The temperature had dropped ten or fifteen degrees since they had sat down to dinner. Toma was exhilarated as much by the gift of rain and the electrical display as by the whiskey, but he saw that every time the lightning struck Olivia flinched, and after one particularly violent bolt she crossed herself.

“You know I don't hold with that,” said Horatio.

“Maybe we all going to die,” she answered, looking squarely at him as she drank again.

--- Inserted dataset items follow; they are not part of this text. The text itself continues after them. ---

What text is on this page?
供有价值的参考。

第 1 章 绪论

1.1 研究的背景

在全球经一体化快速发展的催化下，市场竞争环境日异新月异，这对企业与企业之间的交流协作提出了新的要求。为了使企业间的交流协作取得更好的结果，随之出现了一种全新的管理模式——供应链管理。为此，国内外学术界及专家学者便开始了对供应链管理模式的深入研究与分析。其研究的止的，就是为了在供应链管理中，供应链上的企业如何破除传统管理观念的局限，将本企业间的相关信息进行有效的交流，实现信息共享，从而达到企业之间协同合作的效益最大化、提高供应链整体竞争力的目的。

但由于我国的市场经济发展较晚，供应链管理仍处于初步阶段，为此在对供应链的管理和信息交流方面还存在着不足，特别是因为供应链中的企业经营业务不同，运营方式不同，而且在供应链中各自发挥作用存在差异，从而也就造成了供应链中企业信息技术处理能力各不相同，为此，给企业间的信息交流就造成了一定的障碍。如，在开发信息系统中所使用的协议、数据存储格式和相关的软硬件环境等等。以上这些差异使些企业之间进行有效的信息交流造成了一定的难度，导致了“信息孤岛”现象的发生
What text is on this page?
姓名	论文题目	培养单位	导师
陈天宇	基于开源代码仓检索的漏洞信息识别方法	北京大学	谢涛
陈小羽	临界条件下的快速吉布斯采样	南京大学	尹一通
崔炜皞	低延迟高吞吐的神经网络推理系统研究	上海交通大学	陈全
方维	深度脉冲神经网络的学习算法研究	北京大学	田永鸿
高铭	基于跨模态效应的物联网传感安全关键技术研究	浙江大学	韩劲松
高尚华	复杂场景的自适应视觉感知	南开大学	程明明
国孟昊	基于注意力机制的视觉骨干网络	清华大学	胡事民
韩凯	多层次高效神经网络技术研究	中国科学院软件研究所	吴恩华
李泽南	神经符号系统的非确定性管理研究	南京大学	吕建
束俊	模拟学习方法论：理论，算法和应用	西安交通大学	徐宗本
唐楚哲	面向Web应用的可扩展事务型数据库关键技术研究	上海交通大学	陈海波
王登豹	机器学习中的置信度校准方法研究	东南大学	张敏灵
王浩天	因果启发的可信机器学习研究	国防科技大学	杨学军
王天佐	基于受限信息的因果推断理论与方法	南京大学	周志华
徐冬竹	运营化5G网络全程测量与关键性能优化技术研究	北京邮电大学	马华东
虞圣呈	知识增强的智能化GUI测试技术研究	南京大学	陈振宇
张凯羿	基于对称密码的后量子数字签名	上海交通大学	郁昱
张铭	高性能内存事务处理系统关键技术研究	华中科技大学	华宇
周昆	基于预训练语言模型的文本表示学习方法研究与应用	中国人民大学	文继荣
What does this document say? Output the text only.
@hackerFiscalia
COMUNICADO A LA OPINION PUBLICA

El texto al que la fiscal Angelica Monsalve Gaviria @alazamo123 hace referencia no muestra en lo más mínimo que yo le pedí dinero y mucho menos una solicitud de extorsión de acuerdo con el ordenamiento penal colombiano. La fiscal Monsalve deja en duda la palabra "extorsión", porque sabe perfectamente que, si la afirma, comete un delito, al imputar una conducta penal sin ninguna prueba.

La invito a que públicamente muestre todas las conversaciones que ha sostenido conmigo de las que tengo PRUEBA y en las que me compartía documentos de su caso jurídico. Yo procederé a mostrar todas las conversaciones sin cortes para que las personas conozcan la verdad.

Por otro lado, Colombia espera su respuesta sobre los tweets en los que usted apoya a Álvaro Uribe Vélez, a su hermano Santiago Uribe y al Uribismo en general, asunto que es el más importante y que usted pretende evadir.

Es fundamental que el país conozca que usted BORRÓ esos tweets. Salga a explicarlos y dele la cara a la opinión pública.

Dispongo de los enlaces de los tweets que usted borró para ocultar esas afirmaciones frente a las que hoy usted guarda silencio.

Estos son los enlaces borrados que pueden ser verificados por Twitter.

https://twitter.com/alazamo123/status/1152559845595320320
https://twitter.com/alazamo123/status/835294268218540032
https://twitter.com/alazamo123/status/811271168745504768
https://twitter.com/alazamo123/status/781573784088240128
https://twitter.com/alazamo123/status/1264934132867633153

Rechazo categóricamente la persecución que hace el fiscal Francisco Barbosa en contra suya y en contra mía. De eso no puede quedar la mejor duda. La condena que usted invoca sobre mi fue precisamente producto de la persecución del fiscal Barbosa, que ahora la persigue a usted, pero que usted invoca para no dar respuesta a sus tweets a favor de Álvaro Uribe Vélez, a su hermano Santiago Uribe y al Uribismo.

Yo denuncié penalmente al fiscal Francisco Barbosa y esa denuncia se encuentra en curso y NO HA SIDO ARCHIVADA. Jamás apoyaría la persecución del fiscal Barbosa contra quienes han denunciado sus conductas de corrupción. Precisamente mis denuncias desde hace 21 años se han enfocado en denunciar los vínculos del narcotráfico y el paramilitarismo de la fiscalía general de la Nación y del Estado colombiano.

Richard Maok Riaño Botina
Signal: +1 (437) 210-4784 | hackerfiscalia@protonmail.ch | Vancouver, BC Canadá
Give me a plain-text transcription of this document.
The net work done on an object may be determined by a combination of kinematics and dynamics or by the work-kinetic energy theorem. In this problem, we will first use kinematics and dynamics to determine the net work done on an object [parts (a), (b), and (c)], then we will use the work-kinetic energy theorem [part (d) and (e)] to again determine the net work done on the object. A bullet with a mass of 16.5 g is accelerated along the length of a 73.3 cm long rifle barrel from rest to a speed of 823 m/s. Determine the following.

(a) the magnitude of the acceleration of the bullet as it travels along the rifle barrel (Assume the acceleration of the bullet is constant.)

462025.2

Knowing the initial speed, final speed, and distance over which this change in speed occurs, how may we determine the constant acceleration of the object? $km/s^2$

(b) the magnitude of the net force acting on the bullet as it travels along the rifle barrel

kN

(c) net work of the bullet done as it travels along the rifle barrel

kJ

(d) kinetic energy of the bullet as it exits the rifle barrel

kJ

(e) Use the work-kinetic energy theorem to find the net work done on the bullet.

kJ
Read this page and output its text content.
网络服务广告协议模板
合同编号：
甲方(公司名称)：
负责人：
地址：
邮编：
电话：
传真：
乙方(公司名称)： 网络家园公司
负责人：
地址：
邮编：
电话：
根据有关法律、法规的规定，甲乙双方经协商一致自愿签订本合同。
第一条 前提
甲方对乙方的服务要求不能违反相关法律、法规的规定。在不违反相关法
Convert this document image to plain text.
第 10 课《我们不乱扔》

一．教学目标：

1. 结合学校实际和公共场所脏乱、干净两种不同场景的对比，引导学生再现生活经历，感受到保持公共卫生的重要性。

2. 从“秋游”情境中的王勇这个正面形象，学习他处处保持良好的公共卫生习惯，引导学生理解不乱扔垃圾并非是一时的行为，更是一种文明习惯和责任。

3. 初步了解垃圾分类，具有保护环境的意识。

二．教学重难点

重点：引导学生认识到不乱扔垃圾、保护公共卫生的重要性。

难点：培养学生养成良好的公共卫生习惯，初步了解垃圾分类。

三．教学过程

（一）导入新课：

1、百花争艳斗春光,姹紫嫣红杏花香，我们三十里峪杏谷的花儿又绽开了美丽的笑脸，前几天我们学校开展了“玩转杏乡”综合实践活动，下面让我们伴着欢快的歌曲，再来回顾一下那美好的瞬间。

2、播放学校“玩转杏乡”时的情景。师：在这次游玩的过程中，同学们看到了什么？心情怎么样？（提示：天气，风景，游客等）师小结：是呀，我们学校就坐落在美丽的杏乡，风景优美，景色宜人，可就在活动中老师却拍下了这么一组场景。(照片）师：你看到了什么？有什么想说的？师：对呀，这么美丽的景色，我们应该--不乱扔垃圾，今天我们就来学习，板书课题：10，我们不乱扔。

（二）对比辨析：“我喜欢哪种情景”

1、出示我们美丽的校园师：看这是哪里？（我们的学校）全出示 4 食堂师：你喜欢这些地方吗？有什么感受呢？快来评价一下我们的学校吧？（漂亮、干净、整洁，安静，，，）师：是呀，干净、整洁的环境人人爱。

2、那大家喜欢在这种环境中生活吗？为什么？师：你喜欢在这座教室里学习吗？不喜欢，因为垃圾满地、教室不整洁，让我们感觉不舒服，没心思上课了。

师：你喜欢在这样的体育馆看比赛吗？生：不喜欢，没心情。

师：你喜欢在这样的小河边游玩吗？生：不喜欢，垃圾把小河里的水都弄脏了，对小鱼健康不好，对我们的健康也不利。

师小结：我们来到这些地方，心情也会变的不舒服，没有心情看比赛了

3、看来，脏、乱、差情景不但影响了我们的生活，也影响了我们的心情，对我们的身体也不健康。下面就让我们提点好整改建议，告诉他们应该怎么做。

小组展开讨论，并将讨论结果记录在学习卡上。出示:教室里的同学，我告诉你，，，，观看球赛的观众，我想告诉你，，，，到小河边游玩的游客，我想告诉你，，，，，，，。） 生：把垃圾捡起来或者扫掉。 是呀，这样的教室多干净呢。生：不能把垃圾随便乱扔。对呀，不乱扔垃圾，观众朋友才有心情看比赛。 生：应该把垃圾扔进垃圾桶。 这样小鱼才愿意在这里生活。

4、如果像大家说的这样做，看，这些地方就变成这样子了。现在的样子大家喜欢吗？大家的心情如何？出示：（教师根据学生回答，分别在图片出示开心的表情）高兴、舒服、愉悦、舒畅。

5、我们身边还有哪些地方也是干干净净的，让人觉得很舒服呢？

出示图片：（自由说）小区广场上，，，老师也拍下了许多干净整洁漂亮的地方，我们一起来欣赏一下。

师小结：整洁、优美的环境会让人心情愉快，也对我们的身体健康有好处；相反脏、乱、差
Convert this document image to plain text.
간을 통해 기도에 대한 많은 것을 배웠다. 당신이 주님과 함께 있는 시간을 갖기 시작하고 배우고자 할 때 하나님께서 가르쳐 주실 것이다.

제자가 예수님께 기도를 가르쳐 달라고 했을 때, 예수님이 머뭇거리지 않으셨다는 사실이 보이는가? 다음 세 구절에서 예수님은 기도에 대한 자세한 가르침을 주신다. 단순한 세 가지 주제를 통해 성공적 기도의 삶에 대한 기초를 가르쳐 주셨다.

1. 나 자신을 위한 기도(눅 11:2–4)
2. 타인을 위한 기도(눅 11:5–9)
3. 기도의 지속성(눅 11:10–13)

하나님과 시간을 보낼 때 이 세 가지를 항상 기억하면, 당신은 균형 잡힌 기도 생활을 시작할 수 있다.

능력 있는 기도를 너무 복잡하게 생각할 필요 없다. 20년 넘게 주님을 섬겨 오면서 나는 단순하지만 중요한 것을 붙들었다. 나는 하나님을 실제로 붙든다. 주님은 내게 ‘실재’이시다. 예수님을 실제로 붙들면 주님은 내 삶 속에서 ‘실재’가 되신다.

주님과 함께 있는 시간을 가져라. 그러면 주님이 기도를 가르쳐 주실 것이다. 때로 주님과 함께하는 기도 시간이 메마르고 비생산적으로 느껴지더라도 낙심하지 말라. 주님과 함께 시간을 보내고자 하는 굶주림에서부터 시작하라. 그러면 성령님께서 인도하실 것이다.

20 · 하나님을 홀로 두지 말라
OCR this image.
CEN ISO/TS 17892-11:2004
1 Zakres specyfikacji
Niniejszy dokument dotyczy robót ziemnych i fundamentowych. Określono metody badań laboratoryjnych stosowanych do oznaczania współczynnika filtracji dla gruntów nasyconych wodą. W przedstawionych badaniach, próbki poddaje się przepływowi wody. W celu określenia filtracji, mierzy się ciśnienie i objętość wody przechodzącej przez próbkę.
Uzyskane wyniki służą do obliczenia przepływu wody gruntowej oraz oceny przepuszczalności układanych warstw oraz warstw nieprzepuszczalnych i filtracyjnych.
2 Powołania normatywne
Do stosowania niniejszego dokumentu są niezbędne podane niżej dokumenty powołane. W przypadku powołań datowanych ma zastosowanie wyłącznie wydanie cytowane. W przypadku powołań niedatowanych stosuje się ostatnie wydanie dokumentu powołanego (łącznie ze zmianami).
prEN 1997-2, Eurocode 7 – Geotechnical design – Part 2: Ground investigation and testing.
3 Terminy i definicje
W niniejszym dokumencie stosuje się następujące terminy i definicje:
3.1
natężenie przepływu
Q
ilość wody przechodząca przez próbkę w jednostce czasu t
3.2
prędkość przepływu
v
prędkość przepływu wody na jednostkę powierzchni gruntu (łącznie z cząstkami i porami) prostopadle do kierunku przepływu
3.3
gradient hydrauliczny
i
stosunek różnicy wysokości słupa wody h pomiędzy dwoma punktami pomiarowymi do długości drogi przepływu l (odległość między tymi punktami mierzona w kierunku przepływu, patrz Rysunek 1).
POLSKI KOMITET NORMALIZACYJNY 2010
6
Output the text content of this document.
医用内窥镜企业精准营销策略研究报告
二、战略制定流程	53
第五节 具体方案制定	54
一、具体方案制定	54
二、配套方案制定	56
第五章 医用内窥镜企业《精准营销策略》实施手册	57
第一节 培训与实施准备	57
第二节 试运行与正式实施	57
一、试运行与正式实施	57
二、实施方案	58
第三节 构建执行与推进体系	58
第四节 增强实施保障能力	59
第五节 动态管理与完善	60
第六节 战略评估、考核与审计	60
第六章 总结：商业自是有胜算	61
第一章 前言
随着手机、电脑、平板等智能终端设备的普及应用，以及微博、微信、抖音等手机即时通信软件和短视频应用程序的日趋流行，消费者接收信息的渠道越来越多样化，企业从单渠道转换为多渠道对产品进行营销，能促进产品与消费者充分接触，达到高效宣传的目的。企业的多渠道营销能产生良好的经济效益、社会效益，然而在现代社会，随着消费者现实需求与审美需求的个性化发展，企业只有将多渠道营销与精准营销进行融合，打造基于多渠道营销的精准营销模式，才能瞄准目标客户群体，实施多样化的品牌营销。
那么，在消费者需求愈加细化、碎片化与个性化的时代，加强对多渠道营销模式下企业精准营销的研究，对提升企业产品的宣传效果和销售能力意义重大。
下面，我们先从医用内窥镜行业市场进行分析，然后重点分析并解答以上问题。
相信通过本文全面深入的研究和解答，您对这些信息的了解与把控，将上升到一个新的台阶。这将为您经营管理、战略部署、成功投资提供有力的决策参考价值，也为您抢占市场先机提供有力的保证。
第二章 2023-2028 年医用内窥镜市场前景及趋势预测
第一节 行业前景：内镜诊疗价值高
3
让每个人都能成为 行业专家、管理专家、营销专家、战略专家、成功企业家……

“Nobody's going to die.” Toma pushed back his chair and went to the bench, to Horatio's rendering of the wheel. “Horatio, will you come with me? We'll need light. I want to show you something, and I want to ask you a question about your wheel.”

“I'm tired, boy.”

“You can sleep tomorrow, as long as you like.”

He had been thinking about the wheel all afternoon, listening to it and rearranging it in his mind, embroidering upon its apparent perfection. He did not think that Horatio saw this thing as anything other than a convenience that had bought him peace with Olivia, a device now turned to another practical purpose.

They took two lanterns each and went to the laundry, and because she would not be left alone, Olivia followed them carrying the bottle. She offered it to him and he refused. He removed the driving belt and spun the wheel with his hand.

“If you stand here, Horatio, you will not get so wet.”

“What am I supposed to be seeing?”

“You are going to see how fast the wheel can go with no load on it and the cock open all the way.”

“I don't need to see anything. What good does that do?”

“I don't know. It will be like watching a horse to see how fast it can go. What good is there in that?”

“I was in the cavalry once. Got a medal, and as far as I remember, that didn't do me any good either. Go fast when you need to. Go slow when you don't. You break this thing, you'll have an awful lot of disappointed folks.”

“I want to see how fast the horse will go,” said Olivia.

“Give me that bottle, girl.” Horatio took it and set it down out of her reach. He turned back to Toma. “You know, there's trouble in this thing if you run it too fast. If you'd ever worked a lathe you'd know what I mean.”

“Here.” Toma handed him the coils of the slack driving belt. “If the axle starts to vibrate you can ease it down. But I think you'll see that I was right and the wheel will find its own limit.”